Sheffield tree protesters to take legal action against police

Members of the public look on as contractors cut down a tree in Rustlings Road, Sheffield.
Members of the public look on as contractors cut down a tree in Rustlings Road, Sheffield. Photograph: Danny Lawson/PA

Fourteen campaigners arrested in a dispute over tree-felling in Sheffield are to take legal action against South Yorkshire police.

The protesters, who include a Green party councillor and university academics, were detained under trade union legislation for preventing council contractors from chopping down roadside trees.

But the Crown Prosecution Service announced on 2 March that there was “insufficient evidence for a realistic prospect of conviction” and none of the group would be prosecuted.

The long-running dispute over the future of Sheffield’s trees has its roots in a 25-year private finance initiative (PFI) deal signed by the Labour-run council in 2012.

A statement on behalf of the protesters who were arrested said on Wednesday that they would take legal action against South Yorkshire police to “challenge the legality of their arrests, charges, and time spent in detention and on bail”.

The 14 were arrested for preventing lawful work under section 241 of the Trade Union and Labour Relations Act 1992. Last week Dr Alan Billings, South Yorkshire’s police and crime commissioner, said campaigners would no longer be arrested after an outcry among those detained.

Dr Simon Crump, a lecturer at Huddersfield University who was one of the first to be arrested in November, added: “We need to challenge the laws used against people who care about their community and environment, which means we need to take the police to court.

“Fracking is coming to Sheffield and we’ll probably be seeing the police protecting the interests of big business yet again and they need to be stopped.”

Alison Teal, a Green party councillor who was arrested last month, said: “The council are looking for legal alternatives to the trade union legislation to get campaigners off the streets. They value straight kerbs and flat paths more than mature healthy trees. I’d say we’ve reached an impasse.”

A spokesman for the Sheffield Trees Action Group said on Wednesday: “The campaigners welcome the recent statement by the police and crime commissioner, Dr Alan Billings, that the law will not be used against peaceful protesters in future.

“However, those arrested believe that this statement raises as many questions as it answers in relation as to why the law was used against them on several occasions. Campaigners would have welcomed the opportunity to address the charges and defend their actions in court.

“Between 2 November 2016 and 8 February 2017 healthy trees across the city were cut down on the say so of South Yorkshire police asserting the legality of using the 1992 Trade Union Act against peaceful protest, a legality that is now in question.

“Much damage has been done to the ecology of the city because of these actions. This is damage that can never be undone.”

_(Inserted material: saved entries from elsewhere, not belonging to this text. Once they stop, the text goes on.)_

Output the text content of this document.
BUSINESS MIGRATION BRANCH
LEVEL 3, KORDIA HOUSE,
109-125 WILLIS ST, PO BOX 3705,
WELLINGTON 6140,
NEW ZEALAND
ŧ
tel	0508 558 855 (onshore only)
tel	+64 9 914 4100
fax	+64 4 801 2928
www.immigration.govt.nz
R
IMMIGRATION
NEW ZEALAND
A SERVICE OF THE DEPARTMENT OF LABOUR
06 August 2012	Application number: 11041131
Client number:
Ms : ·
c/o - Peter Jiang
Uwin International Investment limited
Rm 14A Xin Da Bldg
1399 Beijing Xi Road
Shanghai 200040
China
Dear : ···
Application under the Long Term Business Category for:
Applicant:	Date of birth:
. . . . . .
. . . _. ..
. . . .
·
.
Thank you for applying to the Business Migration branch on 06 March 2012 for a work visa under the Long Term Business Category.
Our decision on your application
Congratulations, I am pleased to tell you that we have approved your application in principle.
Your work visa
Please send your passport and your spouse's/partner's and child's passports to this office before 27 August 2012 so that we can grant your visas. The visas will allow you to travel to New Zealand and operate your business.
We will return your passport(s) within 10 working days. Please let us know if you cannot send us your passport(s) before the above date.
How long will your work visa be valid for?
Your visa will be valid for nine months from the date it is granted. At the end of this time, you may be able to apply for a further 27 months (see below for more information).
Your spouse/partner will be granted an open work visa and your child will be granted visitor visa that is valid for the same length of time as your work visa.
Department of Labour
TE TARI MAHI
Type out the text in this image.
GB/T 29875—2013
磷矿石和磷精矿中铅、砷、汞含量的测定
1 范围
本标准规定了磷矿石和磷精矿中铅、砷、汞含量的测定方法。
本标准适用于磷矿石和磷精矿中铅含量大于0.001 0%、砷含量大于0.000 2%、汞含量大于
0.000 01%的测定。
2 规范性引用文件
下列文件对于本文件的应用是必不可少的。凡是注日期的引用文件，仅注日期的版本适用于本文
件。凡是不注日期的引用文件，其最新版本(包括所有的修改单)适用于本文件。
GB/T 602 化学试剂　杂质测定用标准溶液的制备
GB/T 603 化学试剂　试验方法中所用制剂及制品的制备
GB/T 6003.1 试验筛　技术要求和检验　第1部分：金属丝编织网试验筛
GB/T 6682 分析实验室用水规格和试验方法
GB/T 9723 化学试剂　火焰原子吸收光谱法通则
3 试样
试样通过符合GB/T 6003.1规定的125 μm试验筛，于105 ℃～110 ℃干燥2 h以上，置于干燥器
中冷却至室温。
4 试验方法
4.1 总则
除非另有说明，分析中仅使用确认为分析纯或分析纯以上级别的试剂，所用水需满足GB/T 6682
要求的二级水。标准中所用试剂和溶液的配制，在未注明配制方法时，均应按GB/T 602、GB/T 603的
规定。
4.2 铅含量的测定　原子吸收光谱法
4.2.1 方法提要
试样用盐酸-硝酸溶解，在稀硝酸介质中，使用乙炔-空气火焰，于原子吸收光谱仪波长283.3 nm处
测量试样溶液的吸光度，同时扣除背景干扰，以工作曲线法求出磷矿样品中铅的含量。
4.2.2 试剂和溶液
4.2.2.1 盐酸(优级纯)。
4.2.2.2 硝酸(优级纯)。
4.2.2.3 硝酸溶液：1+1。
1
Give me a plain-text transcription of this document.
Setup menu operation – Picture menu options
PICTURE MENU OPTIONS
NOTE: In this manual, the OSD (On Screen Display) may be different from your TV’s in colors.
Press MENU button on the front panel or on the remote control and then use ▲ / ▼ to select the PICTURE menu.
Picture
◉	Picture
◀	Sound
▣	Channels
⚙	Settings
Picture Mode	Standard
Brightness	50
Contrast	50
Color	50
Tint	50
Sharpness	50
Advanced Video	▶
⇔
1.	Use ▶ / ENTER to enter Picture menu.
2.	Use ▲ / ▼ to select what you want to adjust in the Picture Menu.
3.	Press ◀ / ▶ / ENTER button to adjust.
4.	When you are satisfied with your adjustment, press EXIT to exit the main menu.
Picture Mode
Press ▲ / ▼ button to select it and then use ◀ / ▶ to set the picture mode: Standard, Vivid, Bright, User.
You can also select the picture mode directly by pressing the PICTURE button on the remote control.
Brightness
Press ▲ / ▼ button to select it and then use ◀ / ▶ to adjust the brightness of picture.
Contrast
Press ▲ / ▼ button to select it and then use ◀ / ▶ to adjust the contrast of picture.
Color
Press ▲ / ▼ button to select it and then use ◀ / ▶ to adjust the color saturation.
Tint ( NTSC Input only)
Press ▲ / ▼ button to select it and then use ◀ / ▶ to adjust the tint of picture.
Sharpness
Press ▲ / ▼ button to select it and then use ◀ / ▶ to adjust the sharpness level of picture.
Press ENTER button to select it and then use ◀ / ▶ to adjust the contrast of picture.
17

Calvin Payne, who was arrested in November for attempting to prevent the felling of a 100-year-old oak tree, added: “We are not going to accept 14 arrests for something that does not appear to have been a crime. We look forward to holding all those responsible to account.”

The council contractor Amey is removing thousands of roadside trees it believes are “dangerous, dead, dying or diseased” in an effort to transform Sheffield’s roads “from some of the worst in the country to the best in the country within the first five years”.

But campaigners insist the trees are healthy and have accused South Yorkshire police of stifling the right to peaceful protest.

The row made national headlines when a 70-year-old emeritus professor and a 71-year-old retired teacher were arrested in a “dawn raid” by council contractors who ordered residents out of bed to remove their cars before taking the axe to eight old trees.

It was, said the constituency’s MP, Nick Clegg, like “something you’d expect to see in Putin’s Russia rather than a Sheffield suburb”.